Ausführung: Beide Zeigefinger führen das Segment in eine Translationsbewegung nach rechts, was der Linksseitneige entspricht, und ertasten dabei die Endspannung. Die harte Endspannung entspricht der Funktionsstörung des Linksseitnickens. Entsprechend wird die Translationsbewegung nach links durchgeführt, was dem Rechtsseitnicken entspricht.

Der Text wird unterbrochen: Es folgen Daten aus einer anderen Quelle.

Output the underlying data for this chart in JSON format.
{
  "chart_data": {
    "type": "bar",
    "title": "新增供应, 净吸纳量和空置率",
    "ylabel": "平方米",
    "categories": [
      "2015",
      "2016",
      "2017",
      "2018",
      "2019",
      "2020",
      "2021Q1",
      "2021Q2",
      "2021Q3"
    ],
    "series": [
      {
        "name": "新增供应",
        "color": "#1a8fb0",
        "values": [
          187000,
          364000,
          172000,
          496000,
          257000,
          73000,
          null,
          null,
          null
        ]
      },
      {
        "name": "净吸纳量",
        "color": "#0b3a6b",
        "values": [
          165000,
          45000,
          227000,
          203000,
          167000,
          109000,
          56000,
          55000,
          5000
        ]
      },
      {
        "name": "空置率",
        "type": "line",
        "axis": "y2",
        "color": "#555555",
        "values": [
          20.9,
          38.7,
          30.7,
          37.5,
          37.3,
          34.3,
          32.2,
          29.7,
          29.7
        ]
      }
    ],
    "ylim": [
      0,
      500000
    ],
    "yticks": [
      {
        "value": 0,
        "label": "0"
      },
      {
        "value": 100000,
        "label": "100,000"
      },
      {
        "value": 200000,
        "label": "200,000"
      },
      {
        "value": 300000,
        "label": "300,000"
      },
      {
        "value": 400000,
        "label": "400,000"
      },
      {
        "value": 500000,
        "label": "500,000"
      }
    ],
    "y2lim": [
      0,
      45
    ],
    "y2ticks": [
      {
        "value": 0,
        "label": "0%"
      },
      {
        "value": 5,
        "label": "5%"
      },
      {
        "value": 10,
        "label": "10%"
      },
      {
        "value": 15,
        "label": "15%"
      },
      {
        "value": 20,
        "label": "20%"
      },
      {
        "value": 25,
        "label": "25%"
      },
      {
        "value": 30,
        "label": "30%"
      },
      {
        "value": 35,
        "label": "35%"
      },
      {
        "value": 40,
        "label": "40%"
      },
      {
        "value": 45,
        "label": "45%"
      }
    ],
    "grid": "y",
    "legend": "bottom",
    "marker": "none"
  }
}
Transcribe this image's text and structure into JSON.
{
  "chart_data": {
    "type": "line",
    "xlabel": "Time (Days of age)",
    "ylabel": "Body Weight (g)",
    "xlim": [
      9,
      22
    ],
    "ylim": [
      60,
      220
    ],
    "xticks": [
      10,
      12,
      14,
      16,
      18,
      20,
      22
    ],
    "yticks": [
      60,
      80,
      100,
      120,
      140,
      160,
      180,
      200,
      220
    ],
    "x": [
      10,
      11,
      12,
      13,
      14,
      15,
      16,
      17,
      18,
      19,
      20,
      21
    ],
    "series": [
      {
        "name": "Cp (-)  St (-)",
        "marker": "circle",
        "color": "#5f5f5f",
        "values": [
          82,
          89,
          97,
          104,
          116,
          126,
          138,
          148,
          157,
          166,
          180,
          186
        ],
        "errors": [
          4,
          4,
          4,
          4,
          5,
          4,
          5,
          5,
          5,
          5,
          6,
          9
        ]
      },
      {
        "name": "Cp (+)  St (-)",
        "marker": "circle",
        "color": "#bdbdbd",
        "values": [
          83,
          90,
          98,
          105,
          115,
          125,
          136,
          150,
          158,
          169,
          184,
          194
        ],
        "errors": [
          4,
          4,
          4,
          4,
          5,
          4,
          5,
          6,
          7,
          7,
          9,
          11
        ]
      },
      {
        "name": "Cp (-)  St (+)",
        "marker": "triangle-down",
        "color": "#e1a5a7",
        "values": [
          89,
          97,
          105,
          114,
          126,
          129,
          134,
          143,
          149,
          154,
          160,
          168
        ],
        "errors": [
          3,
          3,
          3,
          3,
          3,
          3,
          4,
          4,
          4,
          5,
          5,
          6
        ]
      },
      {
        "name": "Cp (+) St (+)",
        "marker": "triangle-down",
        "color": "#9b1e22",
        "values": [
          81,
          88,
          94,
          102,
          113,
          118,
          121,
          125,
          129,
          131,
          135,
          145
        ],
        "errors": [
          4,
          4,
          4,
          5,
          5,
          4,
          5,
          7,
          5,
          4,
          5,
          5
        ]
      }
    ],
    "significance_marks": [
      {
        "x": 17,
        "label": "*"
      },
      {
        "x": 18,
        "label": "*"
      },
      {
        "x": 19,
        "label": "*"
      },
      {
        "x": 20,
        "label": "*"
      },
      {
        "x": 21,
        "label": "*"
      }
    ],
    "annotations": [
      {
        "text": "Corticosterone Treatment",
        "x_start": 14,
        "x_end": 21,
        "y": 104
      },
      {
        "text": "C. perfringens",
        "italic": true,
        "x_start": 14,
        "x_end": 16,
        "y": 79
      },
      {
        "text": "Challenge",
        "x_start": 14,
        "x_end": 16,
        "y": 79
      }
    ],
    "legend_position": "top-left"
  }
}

Die Weichheit dieser Federung zeigt das ungestörte Gelenkspiel an, das harte Endgefühl die Funktionsstörung (Abb. 12).

Abb. 12
figure 12

Untersuchung der Seitnickbewegung C1/2 nach rechts

Fazit für die Praxis

  • Im Praxisalltag der Säuglingssprechstunde stellt sich dem Manualmediziner bei jeder Untersuchung zunächst die Aufgabe, anamneseorientiert zu klären, ob eine morphologische Erkrankung vorliegt, denn Säuglingskrankheiten gehören in die Hände des Kinderarztes.

  • Danach ist der Entwicklungsstand des Kindes einzuschätzen, gefolgt von der Suche nach Funktionsstörungen.

  • Die Suche nach Funktionsstörungen beinhaltet die orientierende globale Untersuchung mit Inspektion und Spannungsuntersuchung, den anschließenden globalen Übersichtstest der einzelnen Regionen und die segmentalen Untersuchung.

  • Die segmentale Untersuchung umfasst die segmentale Palpation sowie die Untersuchung des Gelenkspiels, d. h. das Erkennen der gestörten und ungestörten Bewegungsrichtung bzw. das Gefühl des harten Bewegungsanschlags im Falle einer Störung.

  • Nur das systematische Vorgehen garantiert eine genaue Untersuchung.